Projects envisaged under the plan include the construction of a secondary school, renovation of elementary school buildings, tarring of streets and extension to the local health care.

Launching the plan at Akrodie, the Omhahene, Nana Dankwa fanin Ababie, said all the projects would be undertaken through communal labor.

Voluntary contributions of $300 per elder, $200 by young men and $100 per woman have been levied. Nana Ababio said proceeds from the sale of foodstuffs from 27-hectare farm near Akrodie would be used to meet part of the projects cost. (Daily Graphic, Jan 6, 1983; p.8).

• The people of Bibiani District are sponsoring the facelift, project of the Bibiani's Government Hospital at a cost of more than $200,000 through voluntary contributions. (Daily Graphic, Dec 3, 1982; p.8)

• The present chief of Akim Abuakwa Juaso, Barima Kofi Osei, has set up a development committee, which initiated a bee-keeping course to teach bee-keeping to farmers in the village. The chief hopes to make Akim Abuakwa Juaso, the leading honey producer in Ghana. Courses in snail farming and mushroom production are to follow . . . The development committee also has plans to set up a community farm shop. They intend to utilize cocoa waste products as raw material in a planned agro-processing micro enterprise. The village is also setting up a consortium consisting of the people of the village, who will provide community labor or sweat capital; the family who are the single biggest landowners in Akim Abuakwa Juaso, who will provide the land as their capital contribution; and a sustainable development NGO that will provide management and advice. They will team up and establish an 88-acre oil palm plantation, which they hope will feed the planned oil palm factory at Kade. (Insight, Nov 10, 2005; p.6).

• The rural locality of Tonka, in northern Mali, is an example of the endeavors that villagers in Africa are already making, despite extremely adverse conditions. By digging simple irrigation canals from a local river and lake, Tonka's 4,500 producers, organized in village cooperatives, have been able to increase their output of rice, millet, sorghum, potatoes, cassava, beans, and other foods. Tonka's marketplaces now attract buyers from other regions in Mali, and even from across the border in neighboring Mauritania. Thanks to the additional incomes they have earned, Tonka's residents have been able, during the past four years, to help finance the construction of nine primary schools, four health clinics, several wells, two livestock markets, a warehouse and several sanitation facilities” (Africa Recovery, Jan 2004; p.13).

Of especial importance is the building of a market and the providing of roads or access to the market:

• In Sikorola, a village in western Burkina Faso, farmers generally benefit from adequate rains and more fertile soils.
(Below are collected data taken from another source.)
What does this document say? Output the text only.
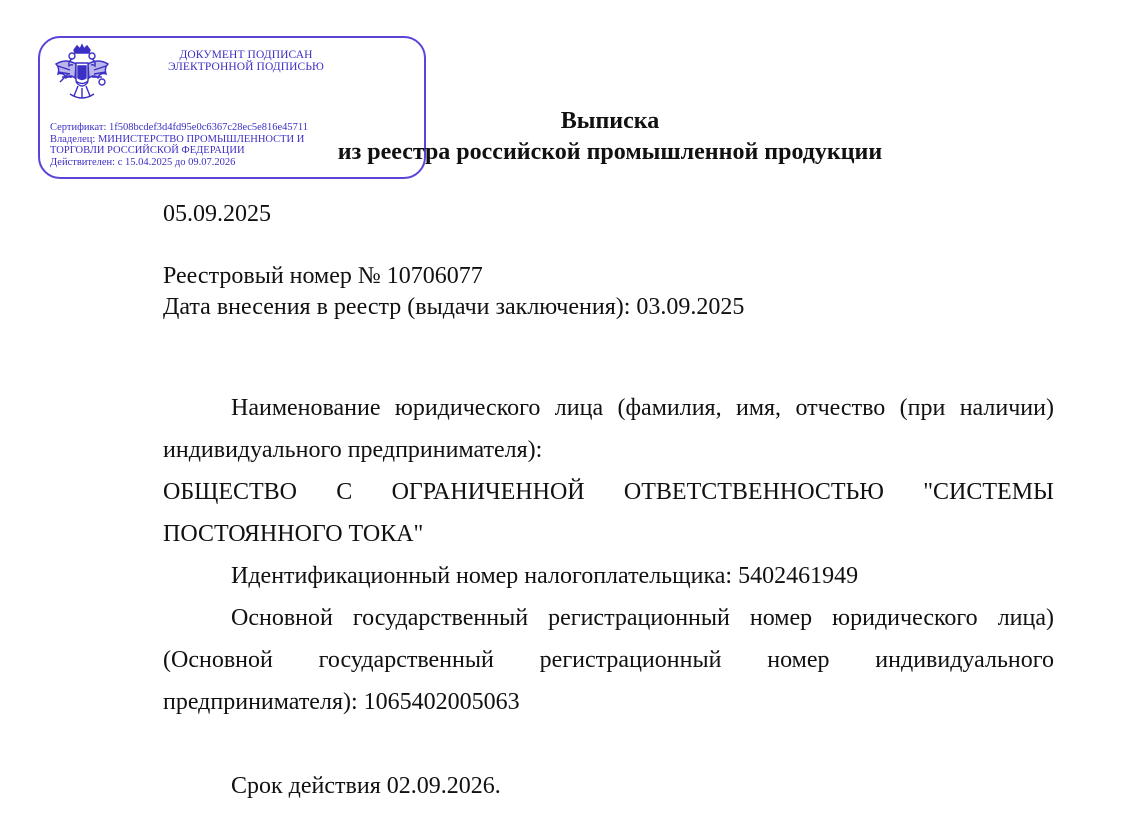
ДОКУМЕНТ ПОДПИСАН
ЭЛЕКТРОННОЙ ПОДПИСЬЮ
Сертификат: 1f508bcdef3d4fd95e0c6367c28ec5e816e45711
Владелец: МИНИСТЕРСТВО ПРОМЫШЛЕННОСТИ И
ТОРГОВЛИ РОССИЙСКОЙ ФЕДЕРАЦИИ
Действителен: с 15.04.2025 до 09.07.2026
Выписка
из реестра российской промышленной продукции
05.09.2025
Реестровый номер № 10706077
Дата внесения в реестр (выдачи заключения): 03.09.2025
Наименование юридического лица (фамилия, имя, отчество (при наличии) индивидуального предпринимателя):
ОБЩЕСТВО С ОГРАНИЧЕННОЙ ОТВЕТСТВЕННОСТЬЮ "СИСТЕМЫ ПОСТОЯННОГО ТОКА"
Идентификационный номер налогоплательщика: 5402461949
Основной государственный регистрационный номер юридического лица) (Основной государственный регистрационный номер индивидуального предпринимателя): 1065402005063
Срок действия 02.09.2026.
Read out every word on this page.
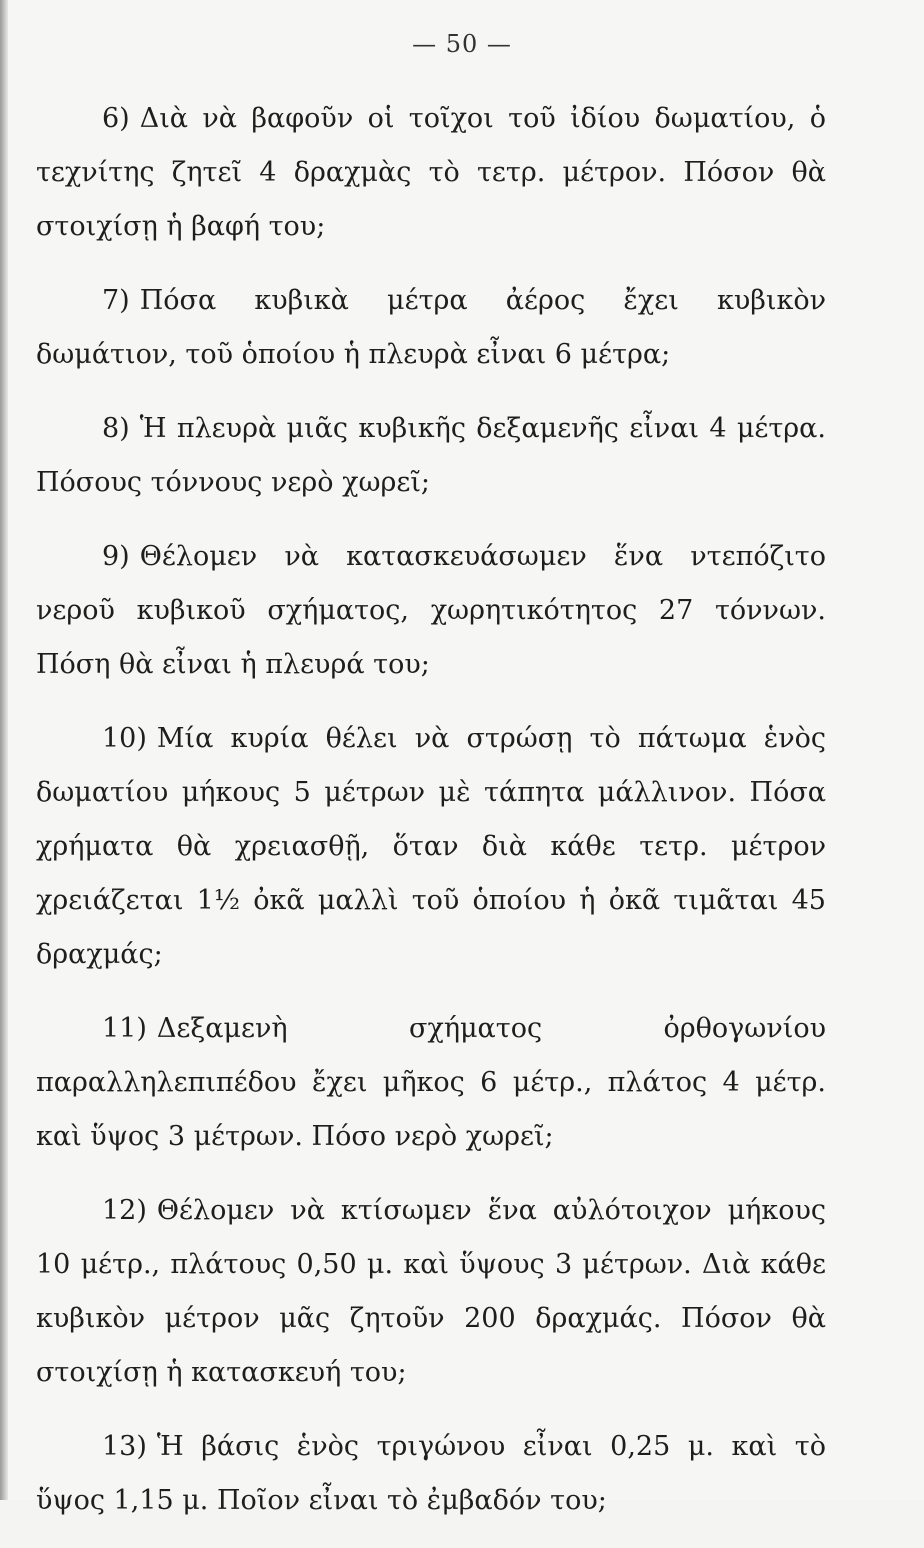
— 50 —

6) Διὰ νὰ βαφοῦν οἱ τοῖχοι τοῦ ἰδίου δωματίου, ὁ τεχνίτης ζητεῖ 4 δραχμὰς τὸ τετρ. μέτρον. Πόσον θὰ στοιχίσῃ ἡ βαφή του;

7) Πόσα κυβικὰ μέτρα ἀέρος ἔχει κυβικὸν δωμάτιον, τοῦ ὁποίου ἡ πλευρὰ εἶναι 6 μέτρα;

8) Ἡ πλευρὰ μιᾶς κυβικῆς δεξαμενῆς εἶναι 4 μέτρα. Πόσους τόννους νερὸ χωρεῖ;

9) Θέλομεν νὰ κατασκευάσωμεν ἕνα ντεπόζιτο νεροῦ κυβικοῦ σχήματος, χωρητικότητος 27 τόννων. Πόση θὰ εἶναι ἡ πλευρά του;

10) Μία κυρία θέλει νὰ στρώσῃ τὸ πάτωμα ἑνὸς δωματίου μήκους 5 μέτρων μὲ τάπητα μάλλινον. Πόσα χρήματα θὰ χρειασθῇ, ὅταν διὰ κάθε τετρ. μέτρον χρειάζεται 1½ ὀκᾶ μαλλὶ τοῦ ὁποίου ἡ ὀκᾶ τιμᾶται 45 δραχμάς;

11) Δεξαμενὴ σχήματος ὀρθογωνίου παραλληλεπιπέδου ἔχει μῆκος 6 μέτρ., πλάτος 4 μέτρ. καὶ ὕψος 3 μέτρων. Πόσο νερὸ χωρεῖ;

12) Θέλομεν νὰ κτίσωμεν ἕνα αὐλότοιχον μήκους 10 μέτρ., πλάτους 0,50 μ. καὶ ὕψους 3 μέτρων. Διὰ κάθε κυβικὸν μέτρον μᾶς ζητοῦν 200 δραχμάς. Πόσον θὰ στοιχίσῃ ἡ κατασκευή του;

13) Ἡ βάσις ἑνὸς τριγώνου εἶναι 0,25 μ. καὶ τὸ ὕψος 1,15 μ. Ποῖον εἶναι τὸ ἐμβαδόν του;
But their efforts to expand output are hampered by the area's very poor physical infrastructure. AWe are ready to produce more maize and potatoes,” says one member of the Siguizani family, Abut there is no road to transport the crop.
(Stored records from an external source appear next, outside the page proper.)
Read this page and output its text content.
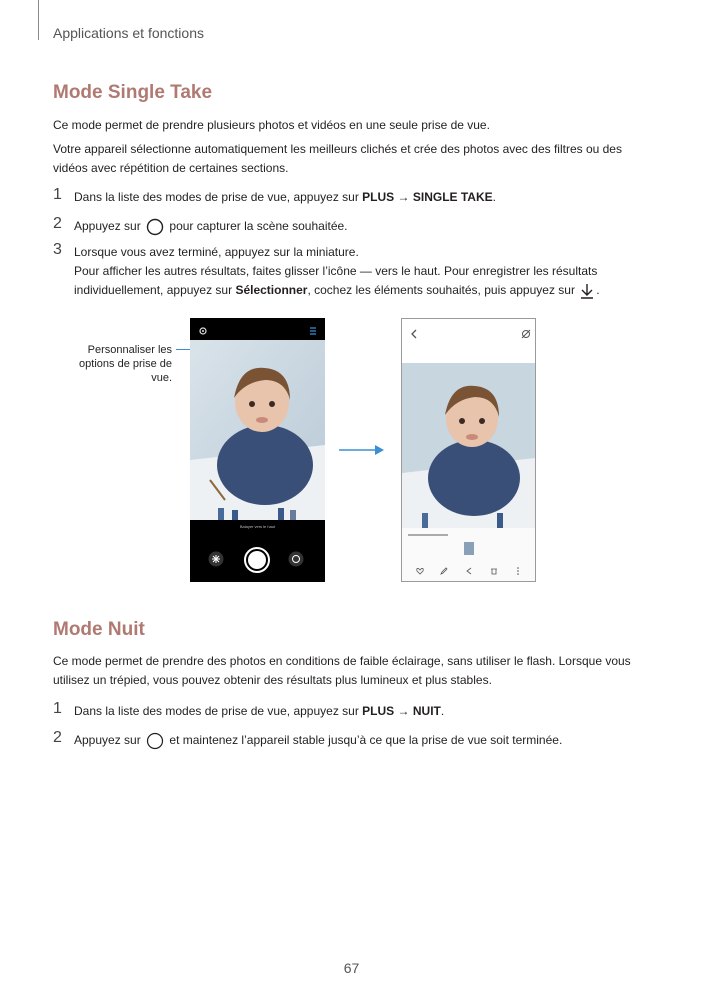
Applications et fonctions
Mode Single Take
Ce mode permet de prendre plusieurs photos et vidéos en une seule prise de vue.
Votre appareil sélectionne automatiquement les meilleurs clichés et crée des photos avec des filtres ou des vidéos avec répétition de certaines sections.
1 Dans la liste des modes de prise de vue, appuyez sur PLUS → SINGLE TAKE.
2 Appuyez sur pour capturer la scène souhaitée.
3 Lorsque vous avez terminé, appuyez sur la miniature.
Pour afficher les autres résultats, faites glisser l’icône — vers le haut. Pour enregistrer les résultats individuellement, appuyez sur Sélectionner, cochez les éléments souhaités, puis appuyez sur .
Personnaliser les options de prise de vue.
Balayer vers le haut
Mode Nuit
Ce mode permet de prendre des photos en conditions de faible éclairage, sans utiliser le flash. Lorsque vous utilisez un trépied, vous pouvez obtenir des résultats plus lumineux et plus stables.
1 Dans la liste des modes de prise de vue, appuyez sur PLUS → NUIT.
2 Appuyez sur et maintenez l’appareil stable jusqu’à ce que la prise de vue soit terminée.
67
Sikorola is not unusual. Across Africa, paved rural roads scarcely exist. Much produce is taken to market by cart or bicycle over unpaved roads or by foot along narrow paths cut through the brush. Africa has the lowest density of paved roads of any world region. Out of 1.8 mn kilometers of roads in sub-Saharan Africa, only 16 per cent are paved.

Moreover, many of Africa's paved roads have deteriorated badly from overuse and inadequate maintenance. Because of poor road quality, lorry drivers in rural Cameroon may charge an extra CFA1,000-CFA2,000 ($1.70-$3.40) for just a short trip of 6 kilometers. Higher transport costs raise the prices farmers must charge, reducing their competitiveness in both domestic and international markets.” (Africa Recovery, Jan 2004; p.14).

This only a sketch of the Atinga development model and obviously it can be improved. But the essential elements are that:

1. It is focused on agriculture, which accounts for more than 60 per cent of the GDP of most African countries. Agriculture is also the occupation of the majority of Africans.

2. The model involves the participation of chiefs.
3. It is centered on the village level.